Bronchodilator responsiveness in patients with COPD

D. P. Tashkin1, B. Celli2, M. Decramer3, D. Liu4, D. Burkhart4, C. Cassino4 and S. Kesten5

1 David Geffen School of Medicine, University of California at Los Angeles, Los Angeles, CA, 2 St Elizabeth’s Medical Center, Boston, MA, and 4 Boehringer Ingelheim Pharmaceuticals, Inc., Ridgefield, CT, USA, 3 University Hospitals, Leuven, Belgium, 5 Boehringer Ingelheim GmbH, Ingelheim, Germany.

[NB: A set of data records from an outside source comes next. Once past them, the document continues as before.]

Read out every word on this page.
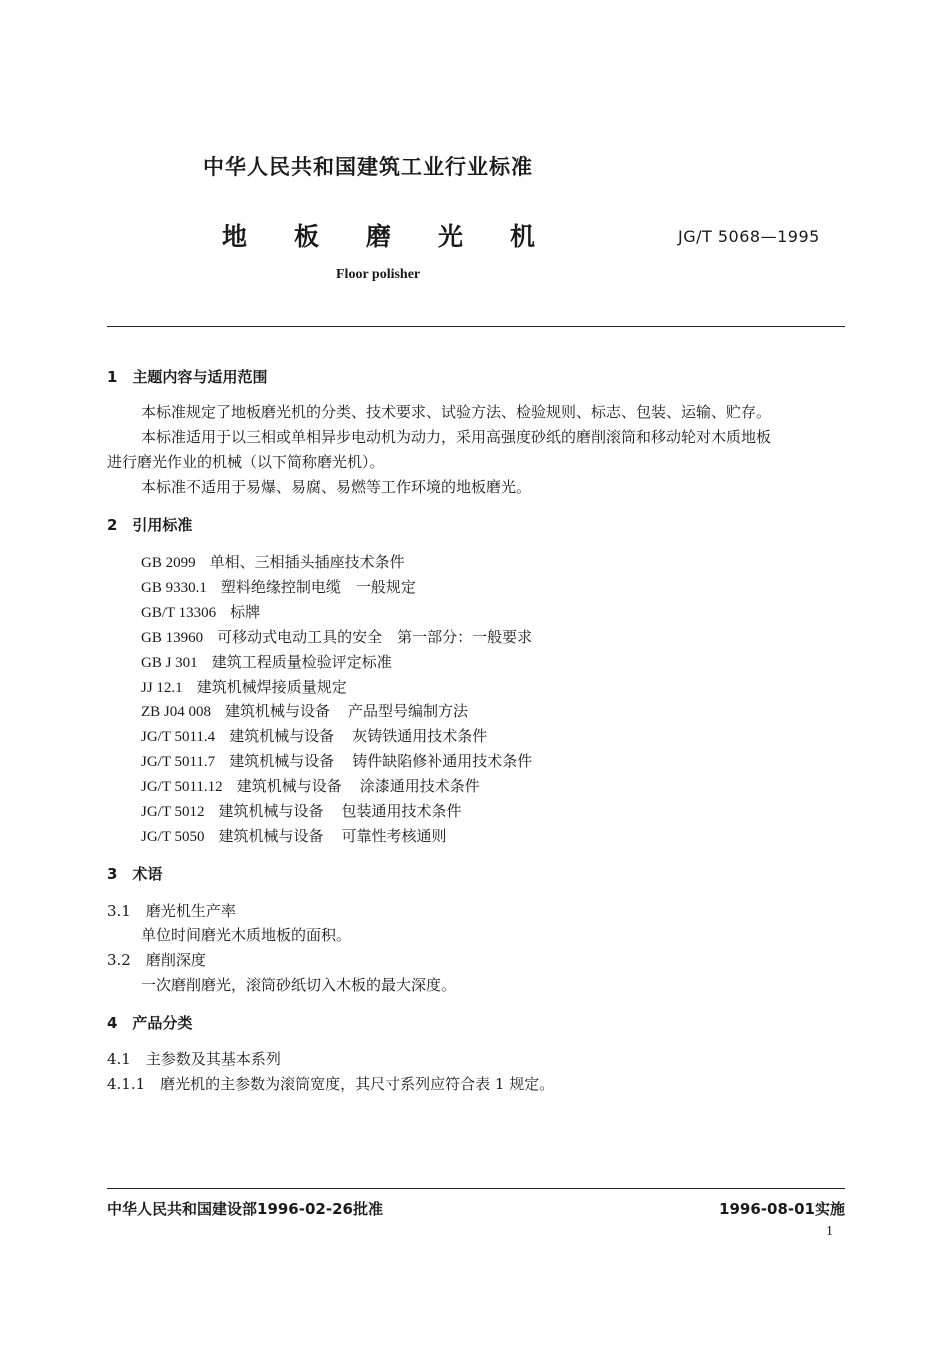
中华人民共和国建筑工业行业标准
地板磨光机	JG/T 5068—1995
Floor polisher
1　主题内容与适用范围
本标准规定了地板磨光机的分类、技术要求、试验方法、检验规则、标志、包装、运输、贮存。
本标准适用于以三相或单相异步电动机为动力，采用高强度砂纸的磨削滚筒和移动轮对木质地板
进行磨光作业的机械（以下简称磨光机）。
本标准不适用于易爆、易腐、易燃等工作环境的地板磨光。
2　引用标准
GB 2099 单相、三相插头插座技术条件
GB 9330.1 塑料绝缘控制电缆　一般规定
GB/T 13306 标牌
GB 13960 可移动式电动工具的安全　第一部分：一般要求
GB J 301 建筑工程质量检验评定标准
JJ 12.1 建筑机械焊接质量规定
ZB J04 008 建筑机械与设备 产品型号编制方法
JG/T 5011.4 建筑机械与设备 灰铸铁通用技术条件
JG/T 5011.7 建筑机械与设备 铸件缺陷修补通用技术条件
JG/T 5011.12 建筑机械与设备 涂漆通用技术条件
JG/T 5012 建筑机械与设备 包装通用技术条件
JG/T 5050 建筑机械与设备 可靠性考核通则
3　术语
3.1　磨光机生产率
单位时间磨光木质地板的面积。
3.2　磨削深度
一次磨削磨光，滚筒砂纸切入木板的最大深度。
4　产品分类
4.1　主参数及其基本系列
4.1.1　磨光机的主参数为滚筒宽度，其尺寸系列应符合表 1 规定。
中华人民共和国建设部1996-02-26批准	1996-08-01实施
1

CORRESPONDENCE: D. P. Tashkin, David Geffen School of Medicine, UCLA, 10833 Le Conte Avenue, Los Angeles, CA 90024, USA. Fax: 1 3102065088. E-mail: DTashkin{at}mednet.ucla.edu

Keywords: Bronchodilator, chronic obstructive pulmonary disease, reversibility, spirometry, tiotropium

Received: October 2, 2007
Accepted January 17, 2008

The degree of acute improvement in spirometric indices after bronchodilator inhalation varies among chronic obstructive pulmonary disease (COPD) patients, and depends upon the type and dose of bronchodilator and the timing of administration.

Acute bronchodilator responsiveness at baseline was examined in a large cohort of patients with moderate-to-very-severe COPD participating in the Understanding Potential Long-term Impacts on Function with Tiotropium (UPLIFT) trial, a 4-yr randomised double-blind trial evaluating the efficacy of 18 µg tiotropium daily in reducing the rate of decline in lung function. After wash-out of respiratory medications, patients received 80 µg ipratropium followed by 400 µg salbutamol. Spirometry was performed before and 90 min following ipratropium administration. The criteria used for forced expiratory volume in one second (FEV1) responsiveness were: ≥12% increase over baseline and ≥200 mL; ≥15% increase over baseline; and ≥10% absolute increase in the percentage predicted value.

Of the patients, 5,756 had data meeting the criteria for analysis (age 64.5 yrs; 75% male; baseline FEV1 1.10 L (39.3% predicted) and forced vital capacity (FVC) 2.63 L). Compared with baseline, mean improvements were 229 mL in FEV1 and 407 mL in FVC. Of these patients, 53.9% had ≥12% and ≥200 mL improvement in FEV1, 65.6% had ≥15% improvement in FEV1, and 38.6% had ≥10% absolute increase in FEV1 % pred.

The majority of patients with moderate-to-very-severe chronic obstructive pulmonary disease demonstrate meaningful increases in lung function following administration of inhaled anticholinergic plus sympathomimetic bronchodilators.